L’impianti di approvigionamento dell'acqua costituiscono una delle infrastrutture più importanti dal punto di vista economico. La maggior parte degli investimenti su questo tipo di strutture è effettuato da aziende o enti pubblici, tuttavia da alcuni anni a questa parte si sta assistendo a una tendenza a privatizzare l’acqua in molti paesi, sia sviluppati anche in via di sviluppo. Inizialmente si pensava che la privatizzazione fosse positiva vista la tendenza del libero mercato alla competizione e quindi all'abbassamento dei costi. Nonostante ciò finora è avvenuto l’esatto opposto ovvero un innalzamento dei costi che in alcuni paesi in via di sviluppo non può essere sostenuto. Un’altra conseguenza che non va ignorata è la tendenza allo spreco idrico
Nel 2011 l’Italia ha espresso la propria opinione riguardo alla privatizzazione dell’acqua nella penisola. Nonostante abbia vinto “il no” da alcuni anni a questa parte c’è stata una corsa alla privatizzazione in cui prevalgono principalmente 4 aziende, quotate in borsa, e per il quale il profitto conta, ovvero: A2A, Iren, Hera, Acea. Secondo il Forum Italiano dei movimenti, l’unico modo per superare gli interessi economici e preoccuparsi veramente del consumo e della preservazione dell’acqua è una gestione territoriale, pubblica e partecipativa al servizio idrico.

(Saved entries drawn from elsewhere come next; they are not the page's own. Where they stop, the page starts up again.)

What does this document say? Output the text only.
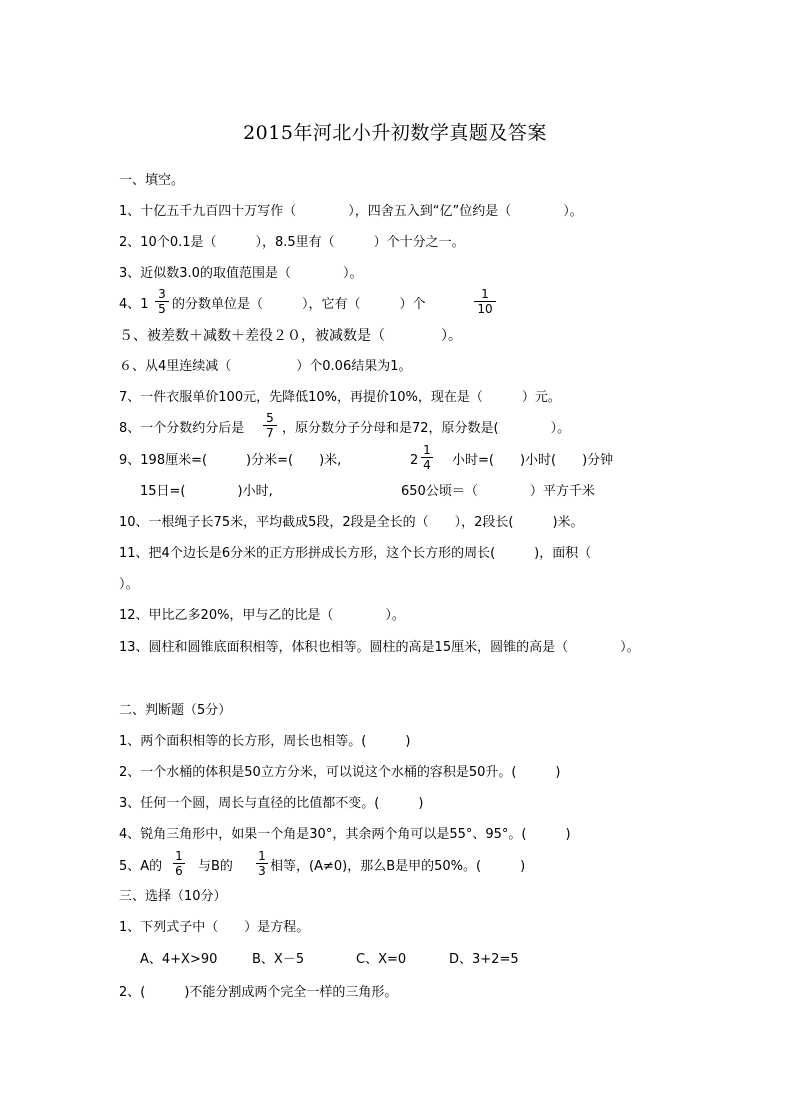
2015年河北小升初数学真题及答案
一、填空。
1、十亿五千九百四十万写作（　　　　），四舍五入到“亿”位约是（　　　　）。
2、10个0.1是（　　　），8.5里有（　　　）个十分之一。
3、近似数3.0的取值范围是（　　　　）。
4、$1 \frac{3}{5}$ 的分数单位是（　　　），它有（　　　）个	$\frac{1}{10}$
５、被差数＋减数＋差役２０，被减数是（　　　　）。
６、从4里连续减（　　　　　）个0.06结果为1。
7、一件衣服单价100元，先降低10%，再提价10%，现在是（　　　）元。
8、一个分数约分后是 $\frac{5}{7}$ ，原分数分子分母和是72，原分数是(　　　　）。
9、198厘米=(　　　)分米=(　　)米,	$2 \frac{1}{4}$ 小时=(　　)小时(　　)分钟
15日=(　　　　)小时,	650公顷＝（　　　　）平方千米
10、一根绳子长75米，平均截成5段，2段是全长的（　　），2段长(　　　)米。
11、把4个边长是6分米的正方形拼成长方形，这个长方形的周长(　　　)，面积（
）。
12、甲比乙多20%，甲与乙的比是（　　　　）。
13、圆柱和圆锥底面积相等，体积也相等。圆柱的高是15厘米，圆锥的高是（　　　　）。
二、判断题（5分）
1、两个面积相等的长方形，周长也相等。(　　　)
2、一个水桶的体积是50立方分米，可以说这个水桶的容积是50升。(　　　)
3、任何一个圆，周长与直径的比值都不变。(　　　)
4、锐角三角形中，如果一个角是30°，其余两个角可以是55°、95°。(　　　)
5、A的 $\frac{1}{6}$ 与B的 $\frac{1}{3}$ 相等，(A≠0)，那么B是甲的50%。(　　　)
三、选择（10分）
1、下列式子中（　　）是方程。
A、4+X>90	B、X－5	C、X=0	D、3+2=5
2、(　　　)不能分割成两个完全一样的三角形。
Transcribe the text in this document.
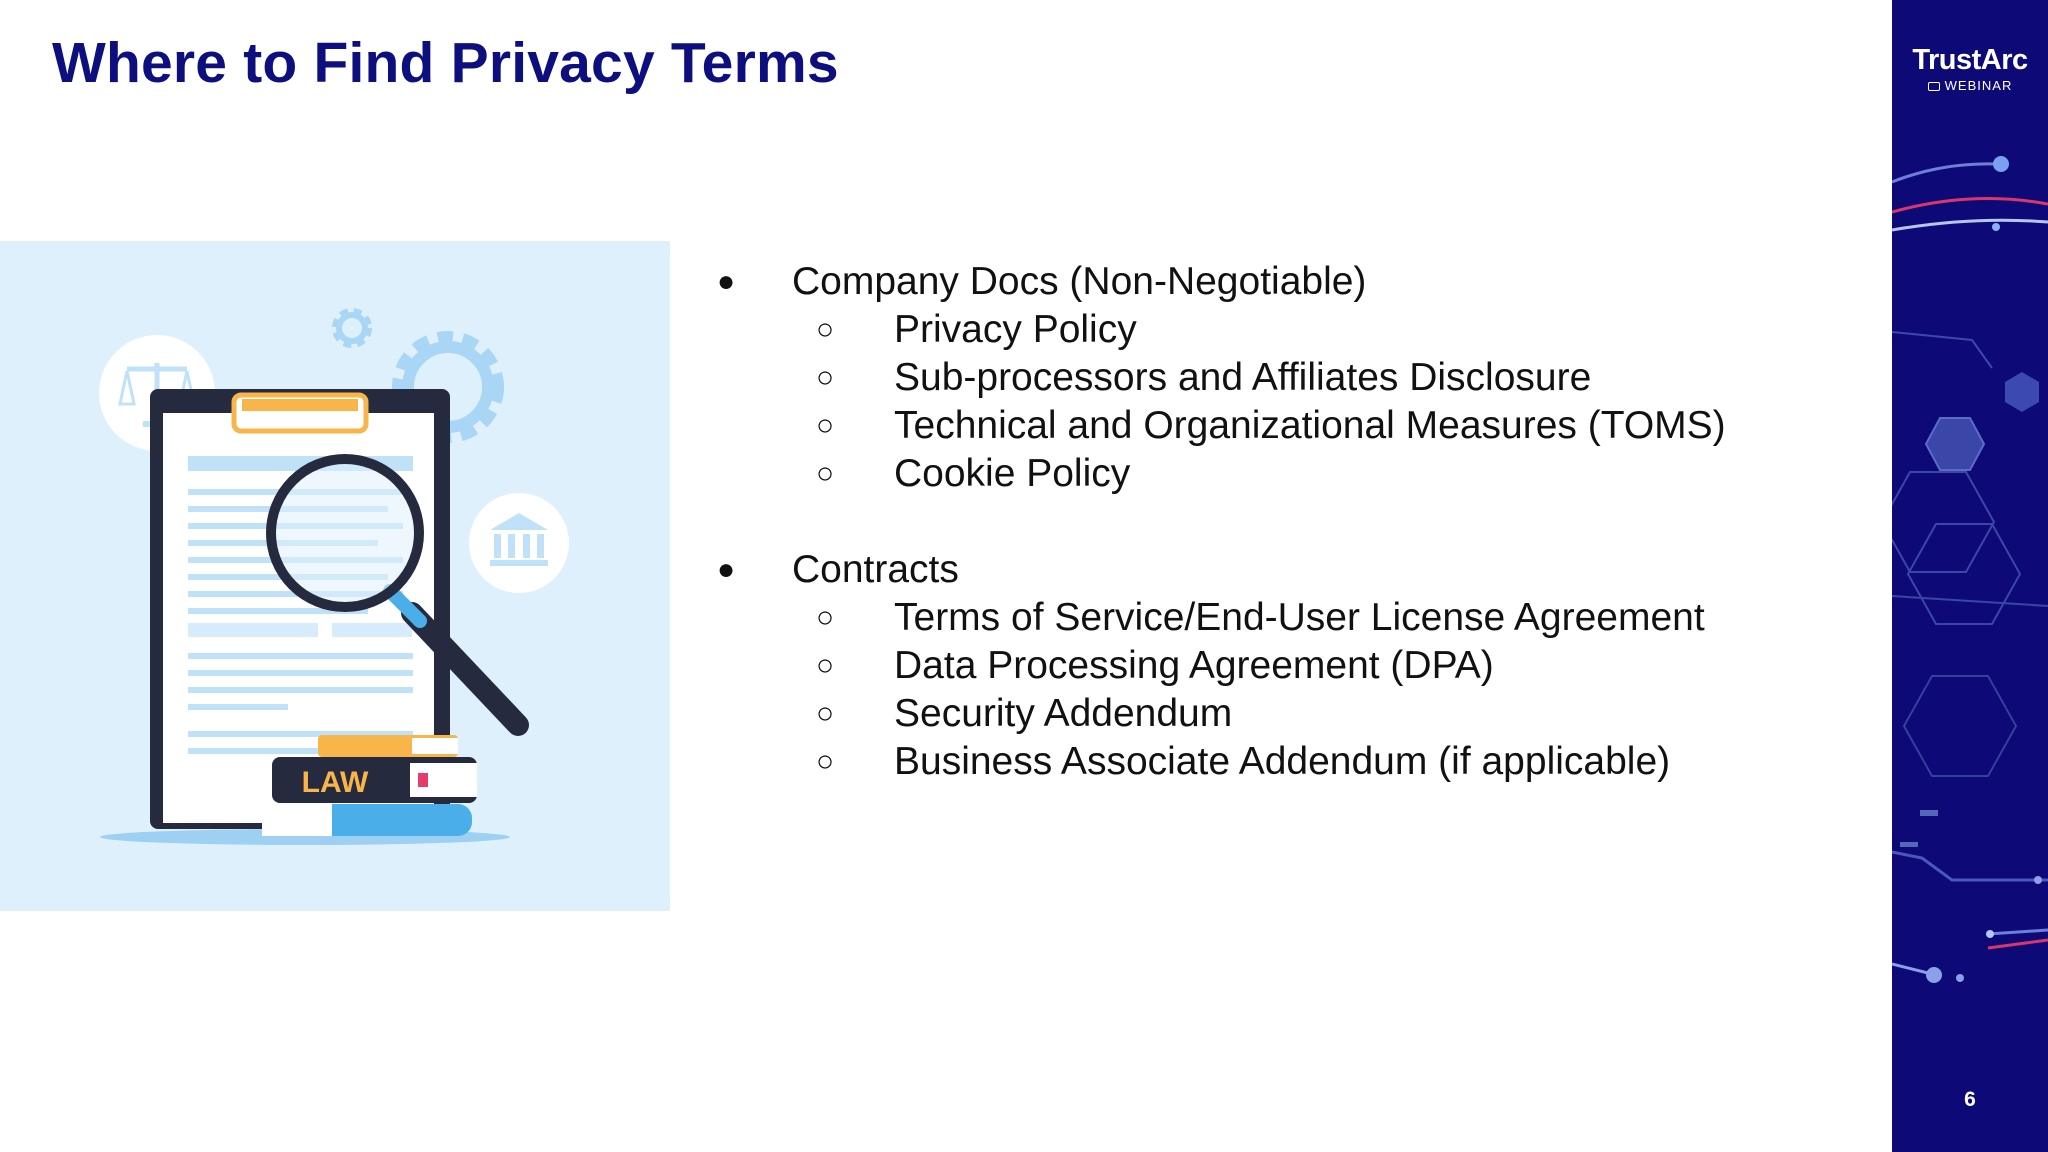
Where to Find Privacy Terms
LAW
● Company Docs (Non-Negotiable)
○ Privacy Policy
○ Sub-processors and Affiliates Disclosure
○ Technical and Organizational Measures (TOMS)
○ Cookie Policy
● Contracts
○ Terms of Service/End-User License Agreement
○ Data Processing Agreement (DPA)
○ Security Addendum
○ Business Associate Addendum (if applicable)
TrustArc
WEBINAR
6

Tuttavia questa soluzione non è molto applicabile anche visti gli ingenti investimenti necessari soprattutto al sud
Le risorse idriche nel mondo non sono ben distribuite, quindi troviamo paesi con abbondanza di acqua (ad esempio l’Italia) e paesi in cui sia causa della posizione geografica, sia a causa dell’elevato numero di abitanti non riesce a soddisfare il fabbisogno idrico di un paese. Dove l’acqua scarseggia spesso di vengo a creare delle situazioni di “tensione idrica”, soprattutto se la risorsa di acqua è condivisa tra più paesi. Alcuni esempi di queste tensioni sono tra Egitto, Sudan ed Etiopia o tra Israele, Giordania, Siria e Libano per il fiume Giordano.